Bu duygu enkazında hayattan hisse almayarak kendi özelliklerini yitirenlerin ortaya koyduğu garip bir tavrın özürlü ifadesi.

Öyleyse?..

Eksik düşüncelerle her şeyin ne kadar kötü olduğuna sığınarak belirsizlikler dünyasında yaşayanlara, dar çerçevesinde yaşadığı hayatla yetinerek avunanlara, hiçbir şey olmamışçasına hayatın şölenine katılanlara, kimseye ihtiyaç duymadan parayla her şeyin yapılabileceğine inananlara, körlüğünü hissetmeden önünde yok olup giden şeyleri seyredenlere ve kılı kıpırdamadan bulanık açıklama yapabilenlere ateşin düştüğü yerde kalmadığını nasıl anlatmalı?

Anlatsan; kaç kişi kulak verip dinler ya da söylenen sözleri kavrayabilir?

Bir şeyler yapmanın kaygısını duymayanlar için anlatılan her şey kuru sözlerden ibarettir.

Mevlânâ’nın dediği gibi: “Söz, anlaması için söze muhtaç olan kişiye söylenir. Söz söylemeden de anlayan kişiye söz söylemenin ne lüzumu var? Gökler, yerler anlayan kişiye hep sözdür.”

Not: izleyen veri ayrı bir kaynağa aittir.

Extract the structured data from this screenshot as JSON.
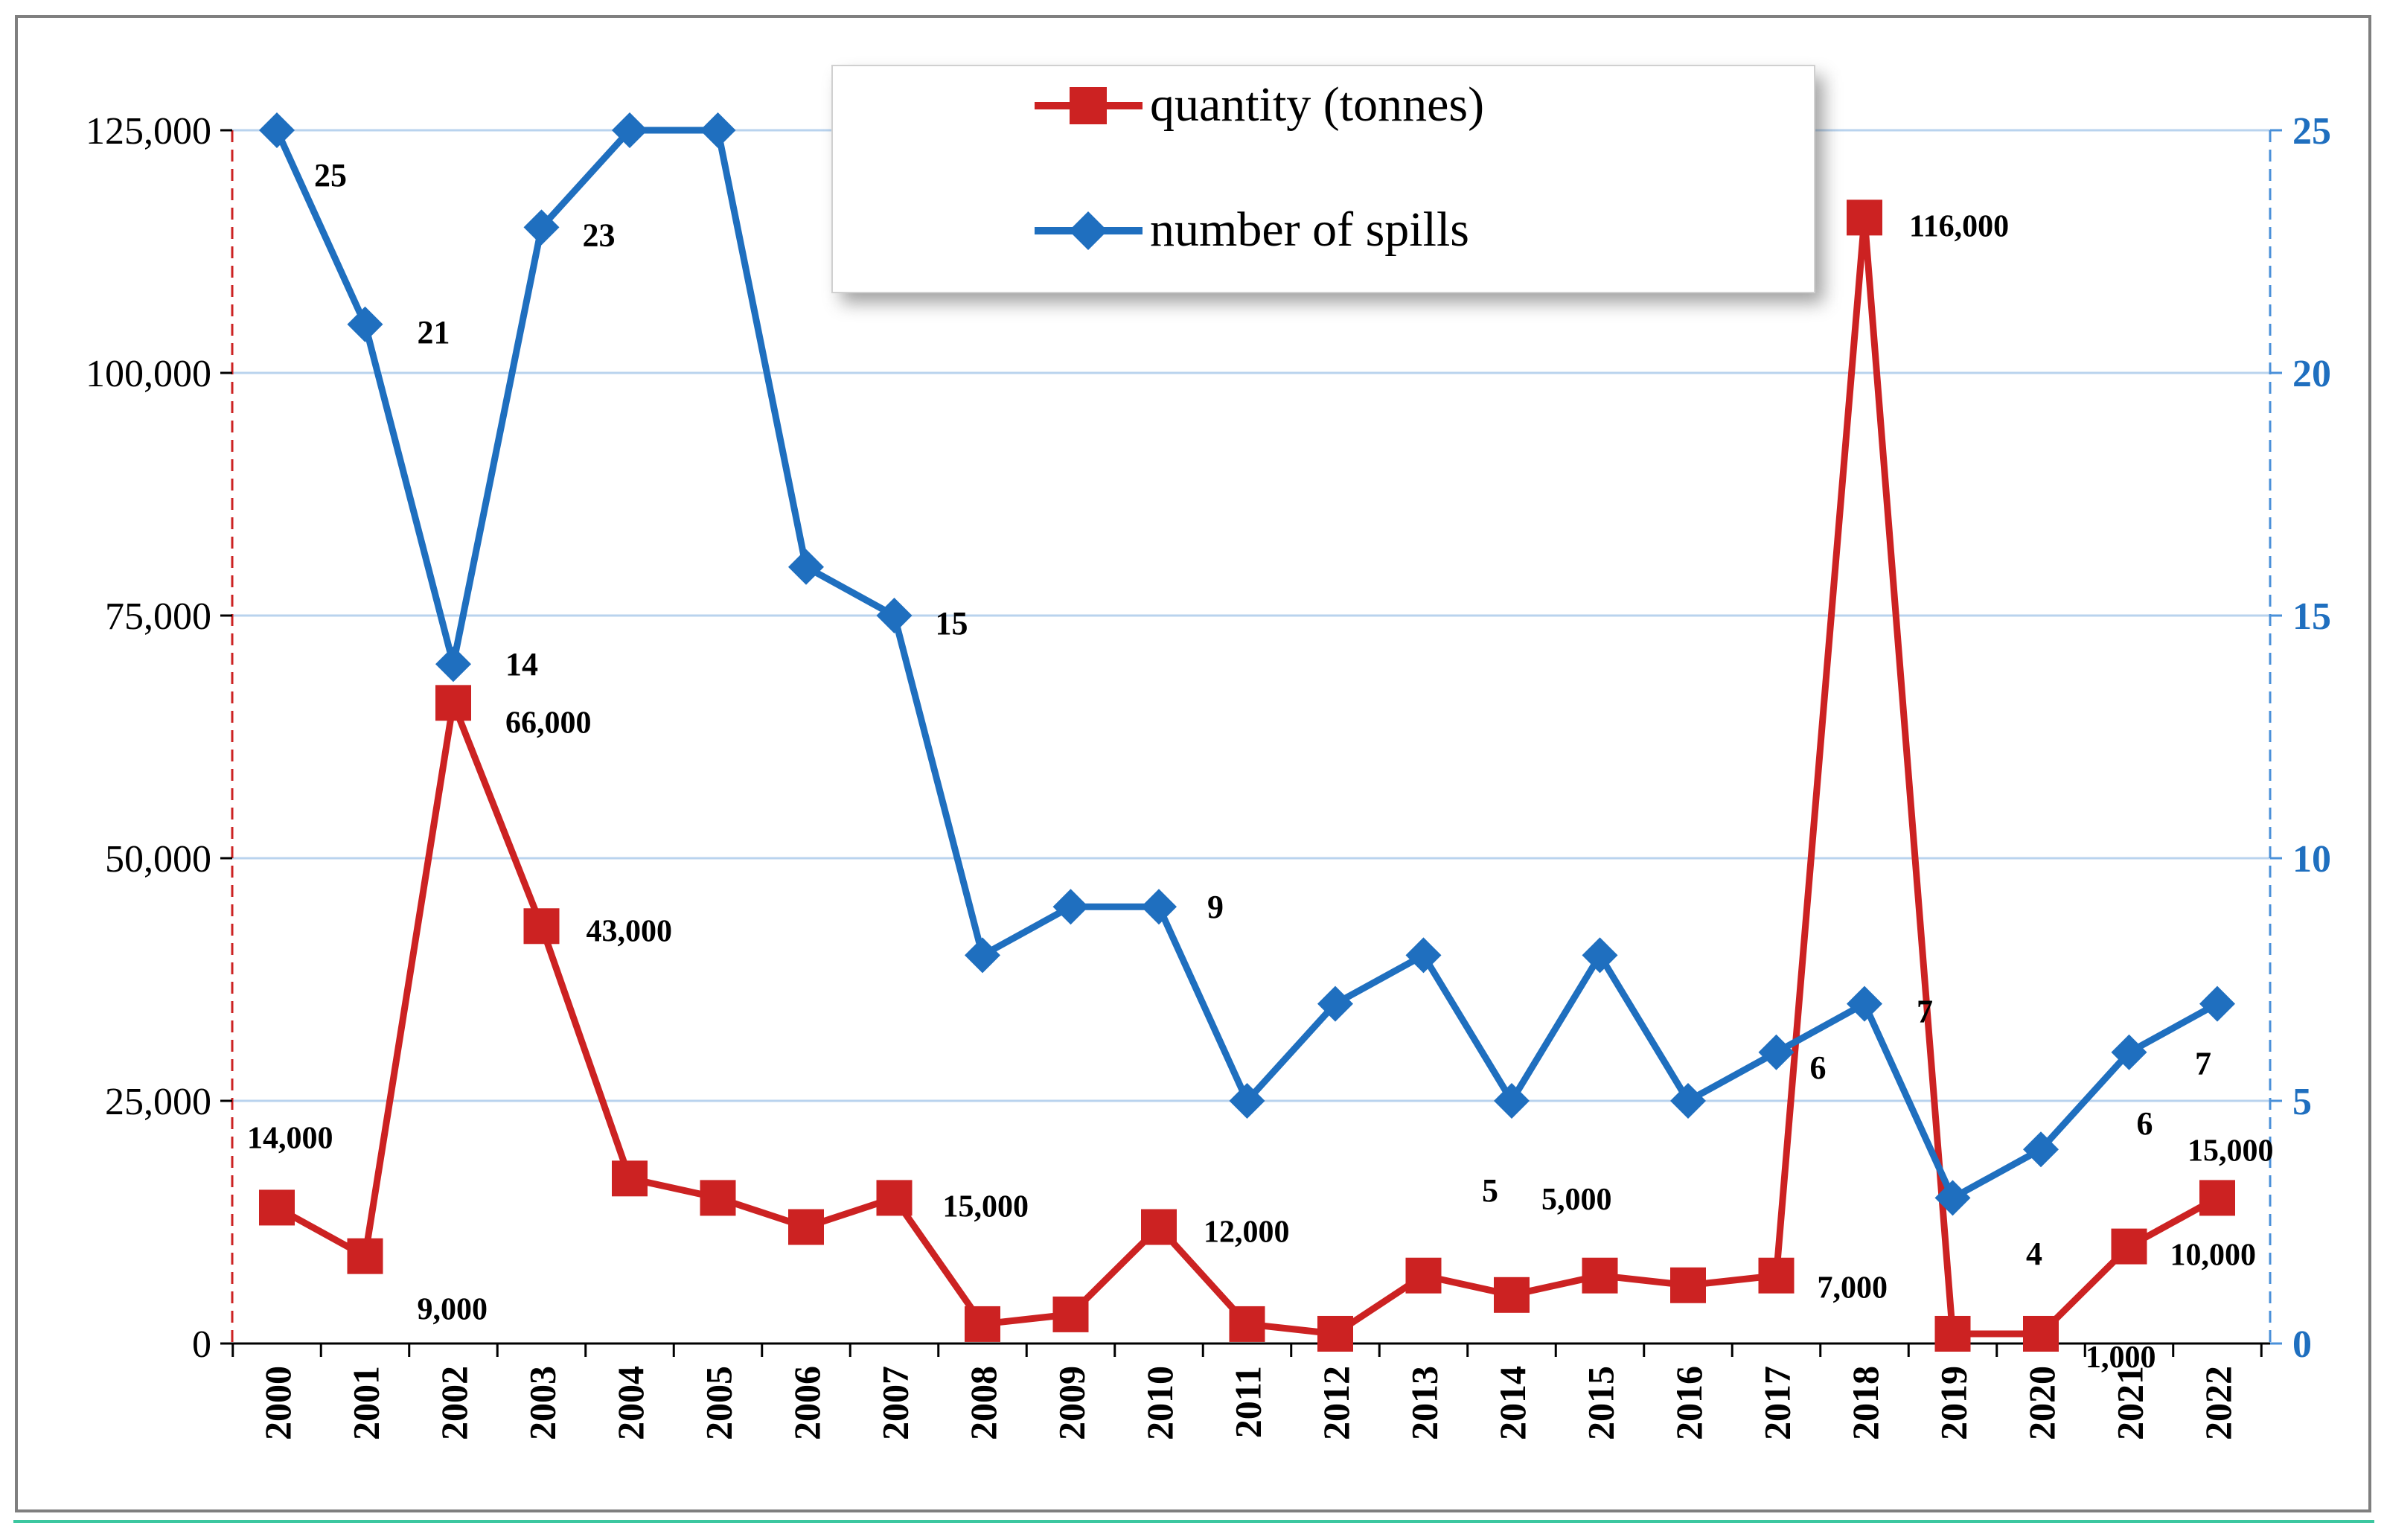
{
  "chart_data": {
    "type": "line",
    "categories": [
      "2000",
      "2001",
      "2002",
      "2003",
      "2004",
      "2005",
      "2006",
      "2007",
      "2008",
      "2009",
      "2010",
      "2011",
      "2012",
      "2013",
      "2014",
      "2015",
      "2016",
      "2017",
      "2018",
      "2019",
      "2020",
      "2021",
      "2022"
    ],
    "left_axis": {
      "ylim": [
        0,
        125000
      ],
      "ticks": [
        "0",
        "25,000",
        "50,000",
        "75,000",
        "100,000",
        "125,000"
      ],
      "tick_values": [
        0,
        25000,
        50000,
        75000,
        100000,
        125000
      ]
    },
    "right_axis": {
      "ylim": [
        0,
        25
      ],
      "ticks": [
        "0",
        "5",
        "10",
        "15",
        "20",
        "25"
      ],
      "tick_values": [
        0,
        5,
        10,
        15,
        20,
        25
      ]
    },
    "series": [
      {
        "name": "quantity (tonnes)",
        "axis": "left",
        "color": "#cc2222",
        "marker": "square",
        "values": [
          14000,
          9000,
          66000,
          43000,
          17000,
          15000,
          12000,
          15000,
          2000,
          3000,
          12000,
          2000,
          1000,
          7000,
          5000,
          7000,
          6000,
          7000,
          116000,
          1000,
          1000,
          10000,
          15000
        ]
      },
      {
        "name": "number of spills",
        "axis": "right",
        "color": "#1f6fbf",
        "marker": "diamond",
        "values": [
          25,
          21,
          14,
          23,
          25,
          25,
          16,
          15,
          8,
          9,
          9,
          5,
          7,
          8,
          5,
          8,
          5,
          6,
          7,
          3,
          4,
          6,
          7
        ]
      }
    ],
    "quantity_labels": [
      {
        "index": 0,
        "text": "14,000"
      },
      {
        "index": 1,
        "text": "9,000"
      },
      {
        "index": 2,
        "text": "66,000"
      },
      {
        "index": 3,
        "text": "43,000"
      },
      {
        "index": 7,
        "text": "15,000"
      },
      {
        "index": 10,
        "text": "12,000"
      },
      {
        "index": 14,
        "text": "5,000"
      },
      {
        "index": 17,
        "text": "7,000"
      },
      {
        "index": 18,
        "text": "116,000"
      },
      {
        "index": 20,
        "text": "1,000"
      },
      {
        "index": 21,
        "text": "10,000"
      },
      {
        "index": 22,
        "text": "15,000"
      }
    ],
    "spill_labels": [
      {
        "index": 0,
        "text": "25"
      },
      {
        "index": 1,
        "text": "21"
      },
      {
        "index": 2,
        "text": "14"
      },
      {
        "index": 3,
        "text": "23"
      },
      {
        "index": 7,
        "text": "15"
      },
      {
        "index": 10,
        "text": "9"
      },
      {
        "index": 14,
        "text": "5"
      },
      {
        "index": 17,
        "text": "6"
      },
      {
        "index": 18,
        "text": "7"
      },
      {
        "index": 20,
        "text": "4"
      },
      {
        "index": 21,
        "text": "6"
      },
      {
        "index": 22,
        "text": "7"
      }
    ],
    "legend": {
      "placement": "top-center"
    },
    "grid": true
  }
}
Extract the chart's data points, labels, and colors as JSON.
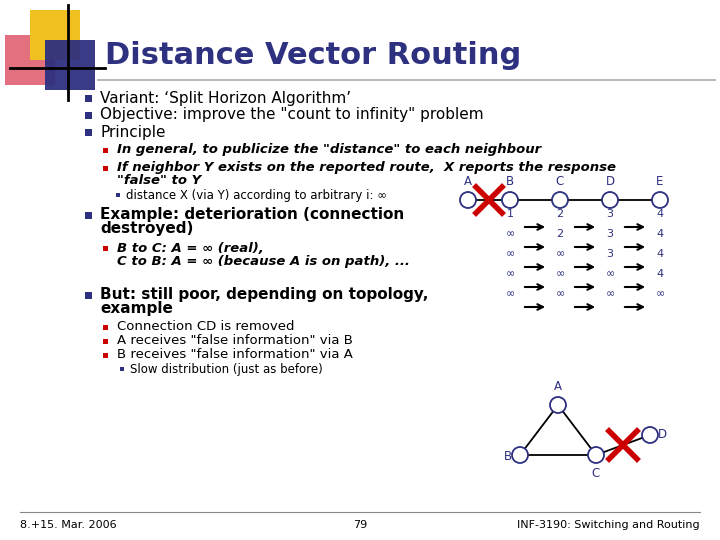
{
  "title": "Distance Vector Routing",
  "title_color": "#2E3080",
  "bg_color": "#ffffff",
  "footer_left": "8.+15. Mar. 2006",
  "footer_center": "79",
  "footer_right": "INF-3190: Switching and Routing",
  "bullet1": "Variant: ‘Split Horizon Algorithm’",
  "bullet2": "Objective: improve the \"count to infinity\" problem",
  "bullet3": "Principle",
  "sub1": "In general, to publicize the \"distance\" to each neighbour",
  "sub2": "If neighbor Y exists on the reported route,  X reports the response",
  "sub2b": "\"false\" to Y",
  "subsub1": "distance X (via Y) according to arbitrary i: ∞",
  "sub3a": "B to C: A = ∞ (real),",
  "sub3b": "C to B: A = ∞ (because A is on path), ...",
  "bullet4a": "Example: deterioration (connection",
  "bullet4b": "destroyed)",
  "bullet5a": "But: still poor, depending on topology,",
  "bullet5b": "example",
  "sub4": "Connection CD is removed",
  "sub5": "A receives \"false information\" via B",
  "sub6": "B receives \"false information\" via A",
  "subsub2": "Slow distribution (just as before)",
  "node_edge": "#2E3080",
  "label_color": "#2E3080",
  "red_x_color": "#cc0000",
  "inf_color": "#2E3080",
  "row_labels": [
    [
      "1",
      "2",
      "3",
      "4"
    ],
    [
      "∞",
      "2",
      "3",
      "4"
    ],
    [
      "∞",
      "∞",
      "3",
      "4"
    ],
    [
      "∞",
      "∞",
      "∞",
      "4"
    ],
    [
      "∞",
      "∞",
      "∞",
      "∞"
    ]
  ]
}
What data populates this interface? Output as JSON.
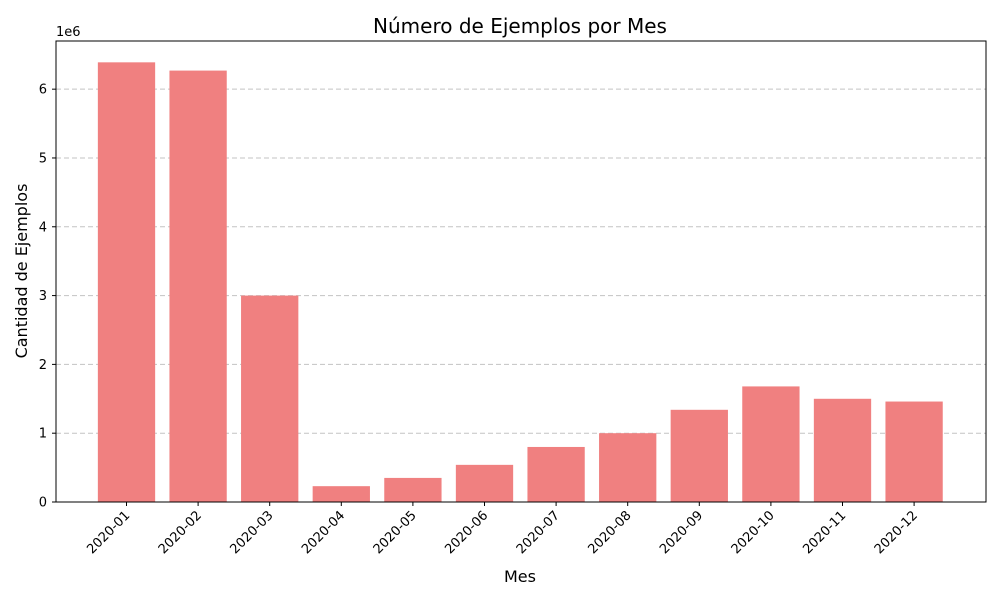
{
  "chart_data": {
    "type": "bar",
    "title": "Número de Ejemplos por Mes",
    "xlabel": "Mes",
    "ylabel": "Cantidad de Ejemplos",
    "y_scale_label": "1e6",
    "categories": [
      "2020-01",
      "2020-02",
      "2020-03",
      "2020-04",
      "2020-05",
      "2020-06",
      "2020-07",
      "2020-08",
      "2020-09",
      "2020-10",
      "2020-11",
      "2020-12"
    ],
    "values": [
      6390000,
      6270000,
      3000000,
      230000,
      350000,
      540000,
      800000,
      1000000,
      1340000,
      1680000,
      1500000,
      1460000
    ],
    "ylim": [
      0,
      6700000
    ],
    "yticks": [
      0,
      1,
      2,
      3,
      4,
      5,
      6
    ],
    "grid": "y-dashed",
    "bar_color": "#f08080"
  }
}
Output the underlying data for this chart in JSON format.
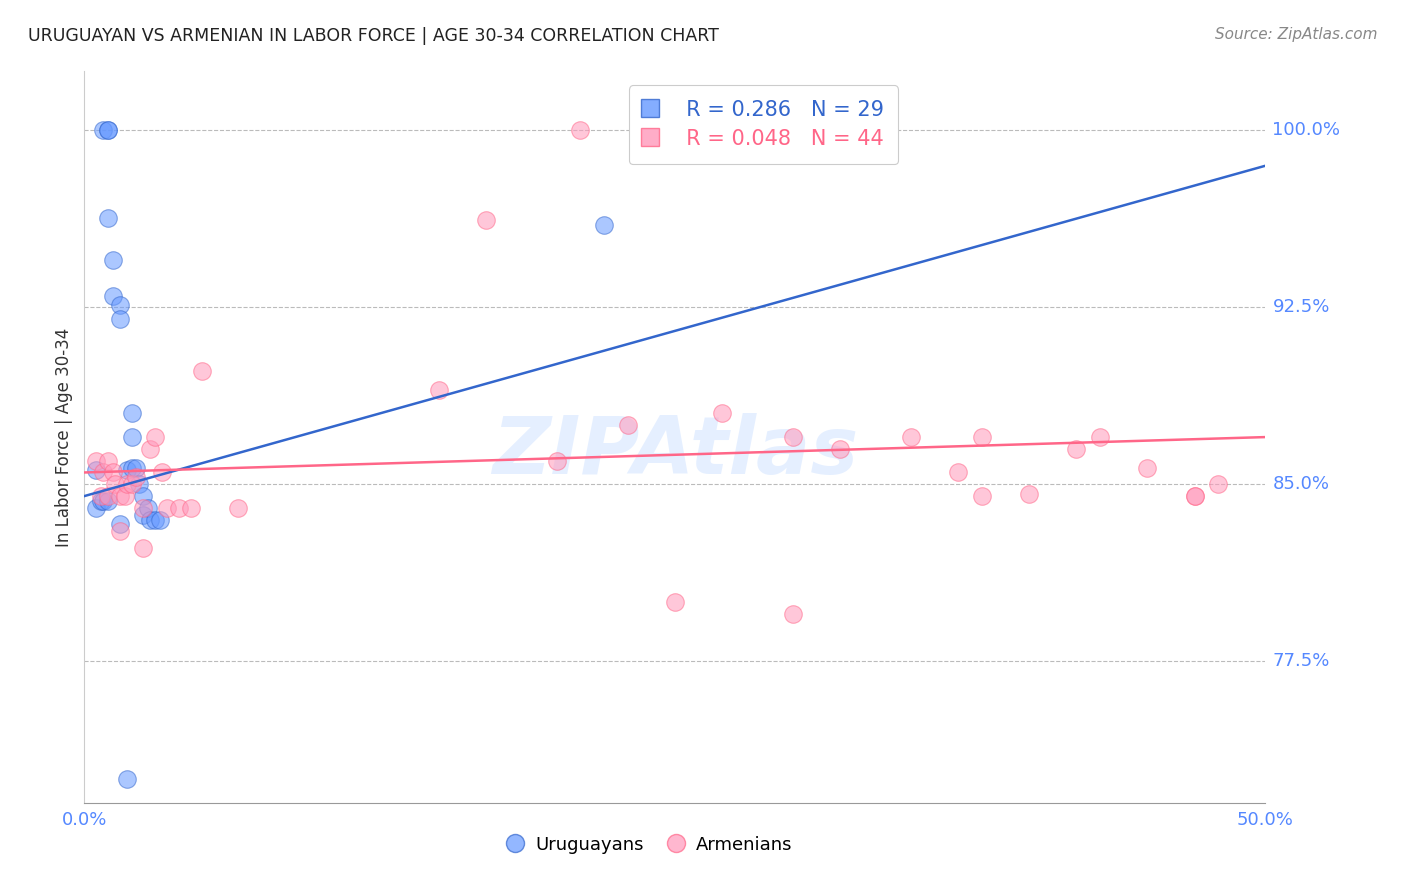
{
  "title": "URUGUAYAN VS ARMENIAN IN LABOR FORCE | AGE 30-34 CORRELATION CHART",
  "source": "Source: ZipAtlas.com",
  "ylabel": "In Labor Force | Age 30-34",
  "x_min": 0.0,
  "x_max": 0.5,
  "y_min": 0.715,
  "y_max": 1.025,
  "y_ticks": [
    0.775,
    0.85,
    0.925,
    1.0
  ],
  "y_tick_labels": [
    "77.5%",
    "85.0%",
    "92.5%",
    "100.0%"
  ],
  "x_ticks": [
    0.0,
    0.5
  ],
  "x_tick_labels": [
    "0.0%",
    "50.0%"
  ],
  "legend_R1": "R = 0.286",
  "legend_N1": "N = 29",
  "legend_R2": "R = 0.048",
  "legend_N2": "N = 44",
  "uruguayan_color": "#6699FF",
  "armenian_color": "#FF99BB",
  "blue_line_color": "#3366CC",
  "pink_line_color": "#FF6688",
  "watermark": "ZIPAtlas",
  "uruguayan_x": [
    0.005,
    0.008,
    0.01,
    0.01,
    0.01,
    0.012,
    0.012,
    0.015,
    0.015,
    0.018,
    0.02,
    0.02,
    0.02,
    0.022,
    0.023,
    0.025,
    0.025,
    0.027,
    0.028,
    0.03,
    0.032,
    0.005,
    0.007,
    0.008,
    0.01,
    0.015,
    0.018,
    0.22,
    0.3
  ],
  "uruguayan_y": [
    0.856,
    1.0,
    1.0,
    1.0,
    0.963,
    0.945,
    0.93,
    0.926,
    0.92,
    0.856,
    0.88,
    0.87,
    0.857,
    0.857,
    0.85,
    0.845,
    0.837,
    0.84,
    0.835,
    0.835,
    0.835,
    0.84,
    0.843,
    0.843,
    0.843,
    0.833,
    0.725,
    0.96,
    1.0
  ],
  "armenian_x": [
    0.005,
    0.007,
    0.008,
    0.01,
    0.01,
    0.012,
    0.013,
    0.015,
    0.015,
    0.017,
    0.018,
    0.02,
    0.022,
    0.025,
    0.025,
    0.028,
    0.03,
    0.033,
    0.035,
    0.04,
    0.045,
    0.05,
    0.065,
    0.17,
    0.21,
    0.23,
    0.27,
    0.3,
    0.32,
    0.35,
    0.37,
    0.38,
    0.4,
    0.43,
    0.45,
    0.47,
    0.48,
    0.15,
    0.2,
    0.25,
    0.3,
    0.38,
    0.42,
    0.47
  ],
  "armenian_y": [
    0.86,
    0.845,
    0.855,
    0.86,
    0.845,
    0.855,
    0.85,
    0.845,
    0.83,
    0.845,
    0.85,
    0.85,
    0.853,
    0.84,
    0.823,
    0.865,
    0.87,
    0.855,
    0.84,
    0.84,
    0.84,
    0.898,
    0.84,
    0.962,
    1.0,
    0.875,
    0.88,
    0.87,
    0.865,
    0.87,
    0.855,
    0.87,
    0.846,
    0.87,
    0.857,
    0.845,
    0.85,
    0.89,
    0.86,
    0.8,
    0.795,
    0.845,
    0.865,
    0.845
  ],
  "blue_trend_x": [
    0.0,
    0.5
  ],
  "blue_trend_y": [
    0.845,
    0.985
  ],
  "pink_trend_x": [
    0.0,
    0.5
  ],
  "pink_trend_y": [
    0.855,
    0.87
  ]
}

Yangını yüreklerinde hissedenler; kendilerini göstermek için hiçbir değerlendirme yapmadan gerekli gereksiz ayrıntılarla şartların olgunlaşmasını bekleyenlere ibretle bakarlar, kendi kendilerine duygu ve düşüncelerini teskin ederler.

Ateşten bir atmosferde feryatları karşılıksız kalmasına rağmen, acıyı derin bir sevginin içinde sükûnetle sonsuzluğa armağan ederler.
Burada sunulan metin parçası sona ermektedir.